In most cases the 64c TR will trounce the far more pricey dual xeon, and in the few cases where the Xeons can keep up or lead, the Ryzen is right there. All while being one chip vs two, and all while using less power, and costing less to buy.
Intel *could* make their xeons priced in such a way where the dual xeon build is competitive, but they dont. TR isnt even professional, its HEDT, where Intel only offers the 18c 10980xe... Intel *could* offer a 28c i9 at a comparable price to the 32c TR model, but they dont...
No, if you want AMD HEDT level you *have* to run Intel professional gear... They dont offer anything competitive from "consumer" grade. Not because they dont have they tech, just because they dont *feel* that its worth offering the tech at a comparable price.
There is more, We have seen in the past, AMD CPUs were always heavily discounted from their MSRP. That's how they competed with intel. But Lisa Su said there won't be any SUCH discounts in their NEWER lineups. That makes the gap even larger with their older gen.

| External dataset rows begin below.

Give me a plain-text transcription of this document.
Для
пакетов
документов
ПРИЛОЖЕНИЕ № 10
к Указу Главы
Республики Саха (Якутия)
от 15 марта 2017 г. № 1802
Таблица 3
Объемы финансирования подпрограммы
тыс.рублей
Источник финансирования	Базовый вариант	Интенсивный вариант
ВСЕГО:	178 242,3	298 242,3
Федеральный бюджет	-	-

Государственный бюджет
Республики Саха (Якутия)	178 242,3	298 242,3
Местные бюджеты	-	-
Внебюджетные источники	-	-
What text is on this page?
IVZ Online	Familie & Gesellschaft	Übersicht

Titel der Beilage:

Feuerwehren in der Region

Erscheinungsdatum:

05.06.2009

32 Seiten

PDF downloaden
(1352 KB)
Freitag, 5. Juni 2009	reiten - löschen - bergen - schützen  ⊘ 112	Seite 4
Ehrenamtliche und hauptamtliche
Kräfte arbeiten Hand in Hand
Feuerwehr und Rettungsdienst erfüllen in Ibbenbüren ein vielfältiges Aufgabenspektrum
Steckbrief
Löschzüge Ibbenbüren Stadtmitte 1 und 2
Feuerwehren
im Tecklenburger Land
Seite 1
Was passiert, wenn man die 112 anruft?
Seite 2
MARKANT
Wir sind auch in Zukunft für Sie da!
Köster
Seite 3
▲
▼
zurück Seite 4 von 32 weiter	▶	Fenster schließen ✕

Per the first, I'd rather have a Ryzen 5 5600X than a Core i5 10600K at the same price. You're saying AMD has to be both faster AND cheaper to be given any credit, whereas Intel is allowed to be faster but more expensive and is yet given a pass as the only good option (while AMD is given the nose up for being a "budget" option when it is slower)?
And yes, the further discounts to Zen 2 were very nice. I am STILL realizing and appreciating how fantastic of a value my Ryzen 7 3700X truly was. But even at MSRP, they weren't "bad" values or anything.
The "best of the best" always comes with a premium, be it Intel or AMD.
Right now, yes, Intel is being given a fair bit of breathing room due to availability and pricing. If an Intel option gives you more for your money for what preferences you have in a CPU for your uses, then go with Intel. That's not a wrong choice.
No one here to blame for the price hike *except* intel...
Intel could have chosen to undercut AMD hard. Intel has the market sway to pull it, and is a big enough company with enough open cash flow to take the short term hit. Intel *could* have accepted its short comings, and put out the 10th gen at -$50 across the low end, and minus 100$ mid range and up. That would have put them into a position similar to when AMD was underdog, where despite having the inferior tech Intel would have had a much better price.
Instead Intel put out chips at the same price point, then AMD put out *better* chips at the same price point, making Intel the clear loser.